Hola, Aloha, Hello, Kamusta: Reflections on Ethnic Ambiguity During AAPI Month
Jessie Reyes, our Marketing Coordinator, shared her story with our team this month in celebration of Asian American Pacific Islander Heritage Month.
May is Asian American Pacific Islander (AAPI) Heritage Month. This annual celebration recognizes the historical and cultural contributions of AAPI folks. I am proud to be a Pacific Islander and I am proud of my American roots- and the intersection of these two things is as complex as it is beautiful.
WHERE DO I BELONG?
I was born in Michigan. In 1995, my mom, dad, older sibling and I packed everything we owned and moved to the Philippines to be with my mom’s side of the family.
On my first day of school, it was immediately evident that I was not like my Filipino classmates. I can vividly recall my teacher saying to me, in Tagalog, “Oh, you’re a chubby white American. You must be rich!” (Spoiler alert: We definitely weren’t rich.)
When we moved back to the United States in 1997, on my first day of school it was painfully obvious that I was not like my American classmates. I can vividly recall a classmate saying to me, “You’re not American. You’re from China.”
As the daughter of a Filipina mother and a white father, I have been acutely aware for my entire life that I am not Filipino enough to be recognized as such and just ethnic looking enough for white people to ask ignorantly, “What… are you?” (This is incredibly rude and inappropriate. Same goes with “Where are you from?”)
“THAT WAS JUST A TUESDAY…”
In 2016 I worked in a predominantly white school district. The students I worked with recognized that I didn’t look like anybody they had ever seen. I was happy to answer their questions about my family and Filipino culture. The staff was also very kind, but not as outwardly curious.
One day a secretary called down to the classroom of one of my students, “The brown girl from Big Brothers Big Sisters is here to talk with [student].”
I was stunned to learn that this was how I was being identified, not just by the secretary, but by the teacher who received the message and by the student. The brown girl. As if that were the only identifying factor about me. As if I didn’t have a name. There was a sharpness in the way she said it, and it felt like she had spit in my face.
Admittedly, although I had lived my life in a shroud of what I now recognize as racism, I had no idea what to do in that moment. My brain kept circling back to, “But you are brown, Jessie.” I bit my tongue.

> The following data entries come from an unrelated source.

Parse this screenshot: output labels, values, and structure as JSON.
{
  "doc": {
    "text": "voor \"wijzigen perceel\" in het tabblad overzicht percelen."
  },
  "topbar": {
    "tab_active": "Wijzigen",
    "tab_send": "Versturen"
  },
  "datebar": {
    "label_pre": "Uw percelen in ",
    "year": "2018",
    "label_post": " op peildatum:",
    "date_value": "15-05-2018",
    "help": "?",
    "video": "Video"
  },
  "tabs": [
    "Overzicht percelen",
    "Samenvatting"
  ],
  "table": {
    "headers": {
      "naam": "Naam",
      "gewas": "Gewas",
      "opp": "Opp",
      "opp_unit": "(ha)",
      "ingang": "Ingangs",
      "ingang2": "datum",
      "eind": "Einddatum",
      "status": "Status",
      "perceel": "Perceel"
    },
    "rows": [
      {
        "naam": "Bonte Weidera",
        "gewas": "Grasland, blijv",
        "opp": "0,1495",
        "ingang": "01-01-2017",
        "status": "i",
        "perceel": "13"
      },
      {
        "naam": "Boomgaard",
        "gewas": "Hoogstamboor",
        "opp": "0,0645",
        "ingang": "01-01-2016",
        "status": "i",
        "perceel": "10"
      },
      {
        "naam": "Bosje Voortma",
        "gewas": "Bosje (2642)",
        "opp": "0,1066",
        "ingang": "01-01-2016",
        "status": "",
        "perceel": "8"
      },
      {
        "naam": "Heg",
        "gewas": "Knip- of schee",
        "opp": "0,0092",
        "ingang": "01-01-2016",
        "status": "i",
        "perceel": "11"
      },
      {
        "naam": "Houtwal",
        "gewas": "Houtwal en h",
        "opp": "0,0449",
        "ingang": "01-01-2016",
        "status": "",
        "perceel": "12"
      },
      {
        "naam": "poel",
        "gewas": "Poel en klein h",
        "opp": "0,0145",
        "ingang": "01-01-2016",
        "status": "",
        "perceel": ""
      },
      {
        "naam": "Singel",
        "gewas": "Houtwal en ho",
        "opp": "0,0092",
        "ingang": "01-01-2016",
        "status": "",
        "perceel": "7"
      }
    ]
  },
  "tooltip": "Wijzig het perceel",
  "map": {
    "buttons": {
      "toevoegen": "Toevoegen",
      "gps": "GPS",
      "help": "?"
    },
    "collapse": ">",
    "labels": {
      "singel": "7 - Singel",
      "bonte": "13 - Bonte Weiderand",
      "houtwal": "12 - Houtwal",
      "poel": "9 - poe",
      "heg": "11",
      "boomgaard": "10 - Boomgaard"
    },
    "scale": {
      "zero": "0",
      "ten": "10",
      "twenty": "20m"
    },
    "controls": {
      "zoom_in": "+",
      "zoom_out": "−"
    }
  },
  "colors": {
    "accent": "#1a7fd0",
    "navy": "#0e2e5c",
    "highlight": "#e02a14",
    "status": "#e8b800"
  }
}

When I got back to the Big Brothers Big Sisters office, it didn’t feel like anything worth mentioning… That was just a Tuesday in my life, after all. I was early in my career. While it did come up in an all staff meeting within a few months, I don’t remember any follow up from my supervisor.
This was pre-agency-wide conversations about diversity, equity, inclusion and racial justice. Fortunately, this work is now knitted into the fabric of BBBSMI. I feel confident that if I were to bring a similar situation to an all-staff meeting today, that I would be supported without question. I feel confident that should something like this arise again, that I would be encouraged to share my concerns in a space that recognizes me, as well as my colleagues, for everything we bring to the table, and that the agency would take action to support our well-being.
WHY REPRESENTATION MATTERS
Then, one day in the same school district, a new student— who spoke absolutely zero English— approached me excitedly. Pointing at my skin, then hers, then back at mine, she joyously threw her arms around me! I made eye contact with the secretary as the student was hugging me, and we shared a smile. I like to believe that in that moment, having witnessed the entire interaction, she understood.
This was the first moment of my life when my cultural uniqueness finally “made sense.” I knew where I belonged. I was her representation in a sea of folks who didn’t look anything like us. It was the most comforting moment of my professional career.
This AAPI month, I have been celebrating those of us who don’t look like the majority. Those of us who aren’t represented on the big screen very often. Those of us whose uniqueness stands out to the point that white people feel entitled to know about our identities and are shameless enough to ask the question: “What… are you?”
I am a human. I am a Christian, a wife, a mother, and a daughter. I am a friend and an ally. I am an advocate for justice and equity. I am also a Pacific Islander- and I am deeply proud of that.